By Andrea Shalal and Timothy Gardner
WASHINGTON (Reuters) - Just a month before the Group of Seven rich countries plan to cap the price of Russian oil, officials are racing to finalize details, leaving traders, shippers and insurers with questions about the price level and how it will work.
Officials from the United States and its G7 allies plan to cap prices of sea-borne oil shipments effective Dec. 5, with a second cap on oil products kicking in Feb. 5.
The unprecedented price cap aims to block Russia from profiting from high oil after its Feb. 24 invasion of Ukraine while ensuring that most of Russia's oil continues flowing to global energy markets.
India and China have been snapping up heavily discounted oil from Russia, and G7 officials hope they will use the cap to negotiate lower prices with Moscow.
Russian President Vladimir Putin has said he will stop exporting oil to countries that enforce the cap, and even if he does not, his threat could help support oil prices.

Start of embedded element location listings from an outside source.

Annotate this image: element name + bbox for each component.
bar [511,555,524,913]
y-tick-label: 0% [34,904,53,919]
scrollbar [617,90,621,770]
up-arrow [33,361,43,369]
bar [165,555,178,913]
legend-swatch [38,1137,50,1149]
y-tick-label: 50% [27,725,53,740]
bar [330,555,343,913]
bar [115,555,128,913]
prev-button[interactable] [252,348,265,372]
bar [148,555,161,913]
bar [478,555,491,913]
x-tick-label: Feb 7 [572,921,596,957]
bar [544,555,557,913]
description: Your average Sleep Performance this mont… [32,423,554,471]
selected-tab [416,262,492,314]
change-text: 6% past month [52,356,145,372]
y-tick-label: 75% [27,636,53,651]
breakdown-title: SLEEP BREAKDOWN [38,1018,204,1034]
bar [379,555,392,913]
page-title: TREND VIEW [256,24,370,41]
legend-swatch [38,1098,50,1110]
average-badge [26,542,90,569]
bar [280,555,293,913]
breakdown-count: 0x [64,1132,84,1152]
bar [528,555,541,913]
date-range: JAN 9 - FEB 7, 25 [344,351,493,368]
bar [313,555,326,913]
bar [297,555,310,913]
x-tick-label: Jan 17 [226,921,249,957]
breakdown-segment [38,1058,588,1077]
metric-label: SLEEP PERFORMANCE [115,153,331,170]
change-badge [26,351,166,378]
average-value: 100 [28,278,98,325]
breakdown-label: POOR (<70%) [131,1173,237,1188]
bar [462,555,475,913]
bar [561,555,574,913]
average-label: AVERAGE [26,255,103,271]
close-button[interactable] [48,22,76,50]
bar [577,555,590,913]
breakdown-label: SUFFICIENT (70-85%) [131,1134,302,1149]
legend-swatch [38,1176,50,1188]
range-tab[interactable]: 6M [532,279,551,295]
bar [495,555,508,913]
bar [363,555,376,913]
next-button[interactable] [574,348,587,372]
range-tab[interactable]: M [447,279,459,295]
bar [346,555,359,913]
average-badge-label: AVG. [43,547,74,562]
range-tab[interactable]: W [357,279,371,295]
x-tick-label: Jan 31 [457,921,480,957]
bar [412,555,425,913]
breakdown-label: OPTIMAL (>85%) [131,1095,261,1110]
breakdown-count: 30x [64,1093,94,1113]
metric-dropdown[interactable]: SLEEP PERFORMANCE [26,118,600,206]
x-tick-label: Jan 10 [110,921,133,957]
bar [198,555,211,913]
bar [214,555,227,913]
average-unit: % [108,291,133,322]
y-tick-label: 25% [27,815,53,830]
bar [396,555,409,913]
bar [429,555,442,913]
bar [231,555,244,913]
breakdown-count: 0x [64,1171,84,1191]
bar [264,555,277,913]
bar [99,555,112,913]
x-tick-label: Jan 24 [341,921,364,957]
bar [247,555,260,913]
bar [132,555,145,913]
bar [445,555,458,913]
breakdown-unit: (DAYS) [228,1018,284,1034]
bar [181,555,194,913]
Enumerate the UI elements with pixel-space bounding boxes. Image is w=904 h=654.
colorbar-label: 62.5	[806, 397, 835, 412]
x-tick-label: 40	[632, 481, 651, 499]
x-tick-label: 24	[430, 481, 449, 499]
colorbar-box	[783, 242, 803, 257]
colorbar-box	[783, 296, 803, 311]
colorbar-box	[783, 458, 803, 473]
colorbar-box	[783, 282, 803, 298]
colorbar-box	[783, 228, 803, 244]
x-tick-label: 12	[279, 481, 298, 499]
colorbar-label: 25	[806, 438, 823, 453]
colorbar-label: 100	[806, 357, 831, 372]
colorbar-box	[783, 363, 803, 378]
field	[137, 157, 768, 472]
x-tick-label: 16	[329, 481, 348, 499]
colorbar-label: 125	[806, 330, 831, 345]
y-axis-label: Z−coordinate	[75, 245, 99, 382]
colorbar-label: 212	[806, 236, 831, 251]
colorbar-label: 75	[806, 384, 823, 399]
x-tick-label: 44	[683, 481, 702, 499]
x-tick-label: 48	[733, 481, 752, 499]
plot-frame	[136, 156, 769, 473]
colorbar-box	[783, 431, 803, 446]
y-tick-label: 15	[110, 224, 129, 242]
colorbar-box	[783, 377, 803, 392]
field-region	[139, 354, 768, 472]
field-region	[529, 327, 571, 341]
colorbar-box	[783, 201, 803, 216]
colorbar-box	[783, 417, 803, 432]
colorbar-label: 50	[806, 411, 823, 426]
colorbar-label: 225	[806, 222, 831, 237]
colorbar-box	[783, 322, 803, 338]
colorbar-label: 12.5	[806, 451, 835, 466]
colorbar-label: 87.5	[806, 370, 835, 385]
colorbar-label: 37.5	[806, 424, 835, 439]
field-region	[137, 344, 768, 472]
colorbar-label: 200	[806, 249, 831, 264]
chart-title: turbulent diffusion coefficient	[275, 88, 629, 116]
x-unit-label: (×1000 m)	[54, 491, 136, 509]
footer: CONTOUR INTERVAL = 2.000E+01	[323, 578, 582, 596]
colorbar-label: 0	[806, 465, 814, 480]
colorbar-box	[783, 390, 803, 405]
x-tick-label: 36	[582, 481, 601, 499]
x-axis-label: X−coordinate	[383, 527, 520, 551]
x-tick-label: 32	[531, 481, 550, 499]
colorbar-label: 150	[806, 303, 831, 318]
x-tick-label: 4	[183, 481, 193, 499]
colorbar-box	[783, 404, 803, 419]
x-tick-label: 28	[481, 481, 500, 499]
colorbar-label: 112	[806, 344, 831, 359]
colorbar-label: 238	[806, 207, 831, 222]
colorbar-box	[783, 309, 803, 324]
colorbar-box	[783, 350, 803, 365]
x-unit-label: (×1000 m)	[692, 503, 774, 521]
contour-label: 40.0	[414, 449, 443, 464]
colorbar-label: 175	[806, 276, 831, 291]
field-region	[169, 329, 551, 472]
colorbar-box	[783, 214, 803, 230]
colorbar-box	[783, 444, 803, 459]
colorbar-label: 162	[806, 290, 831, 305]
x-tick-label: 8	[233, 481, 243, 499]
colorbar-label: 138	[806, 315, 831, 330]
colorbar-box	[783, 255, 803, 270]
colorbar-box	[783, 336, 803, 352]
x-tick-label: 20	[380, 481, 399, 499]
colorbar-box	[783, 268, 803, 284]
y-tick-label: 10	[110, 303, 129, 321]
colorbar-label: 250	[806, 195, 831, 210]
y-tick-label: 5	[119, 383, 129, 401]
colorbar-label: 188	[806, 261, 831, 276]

Here are the known and unknowns so far:
WHO'S IN THE PRICE CAP COALITION?
The G7 wealthy nations, the United States, Japan, Germany, Britain, France, Italy and Canada, are hammering out the plan with the EU and Australia.
Yellen last month said G7 members were not looking to broaden the coalition since none of the countries outside it were major suppliers of insurance or oil-related financial services.
Britain said Thursday it could ban countries from using its services to transport Russian oil purchased for a price exceeding the cap.
U.S. Treasury Assistant Secretary for Economic Policy Ben Harris said on Sept. 9 that if China negotiates a separate 30%-40% discount on Russian oil because of the price cap "we consider that a win."
WHAT WILL THE PRICE CAP LEVEL BE?
It will likely be weeks before the price level of the caps will be decided, government officials and analysts said.
One person familiar with the process said the cap will be determined in line with the historical average of $63-$64 a barrel, suggesting a natural upper limit.
Currently, Russian crude is priced at a discount to the international Brent benchmark and the G7 wants that discount as steep as possible to keep down Russian oil revenue. Still, requiring too wide a spread could have the unintended consequence of squeezing global supplies because Russia is the world's second largest crude exporter, after Saudi Arabia. This could raise fuel prices for Western consumers.
Hoping to prevent this, coalition officials have agreed to set a fixed price when they finalize a price cap on Russian oil later this month, rather than adopting a floating rate, sources said on Thursday.
Consensus on the cap level will be reached with the aid of a "rotating lead coordinator," the U.S. Treasury said.
HOW DOES IT IMPACT MARITIME COMPANIES?
The plan calls for participating countries to deny Western-dominated oil transport services like insurance, finance, brokering and navigation to oil cargoes priced above the cap.
Petroleum buyers would need to state they bought Russian petroleum at or below the cap.
Maritime services providers will not be held liable for false pricing information provided by buyers and sellers of Russian petroleum, the U.S. Treasury said.
G7 officials believe the plan will work because the London-based International Group of Protection & Indemnity Clubs insure about 95% of the global oil shipping fleet.
HOW COULD RUSSIA FIGHT BACK?
Putin has vowed to cut exports to countries that participate in the cap, but he also needs oil revenues to help fund Moscow's war efforts.
Industry players estimate that 80% to 90% of Russian oil can flow outside the cap mechanism using Russian and other non-Western ships and insurance.
In October, JP Morgan estimated that Russia is short about 1 million barrels of daily tanker capacity for shipping crude and 2.5 million barrels short on fuels capacity. Moscow could end up cutting production as a result, which would apply upward pressure on global oil prices. Prices could rise even if traders fear Putin will stop exports.
Some analysts say Moscow also could withhold oil from Russian assets in other producing countries such as Libya and Iraq.
HOW WILL THE CAP BE ENFORCED?
The plan lacks a centralized enforcement mechanism leaving it up to countries implementing the cap to apply punishments for purchases above the cap.
The U.S. Treasury warned service companies to watch for potential evasion or fraud by Russian oil buyers. Those could include evidence of deceptive shipping practices, refusal to provide requested price information, or excessively high services costs.
Anyone who falsifies documentation or otherwise hides the true origin or price of Russian oil would face consequences under the domestic law of jurisdictions implementing the price cap, Treasury said.
The coalition has agreed the price cap will apply through the first landed sale of sea-borne oil, or when the oil is offloaded from a ship to a tank on land. This means any intermediary trades while the oil is at sea must be at or under the cap, a Western source said on Friday.
Some industry players worry that owners of tankers could face sanctions, noting the United States has no mechanism to determine what due diligence was undertaken.
Worries about potential sanctions, even if unfounded, can cause traders to avoid deals, another factor that can boost oil prices.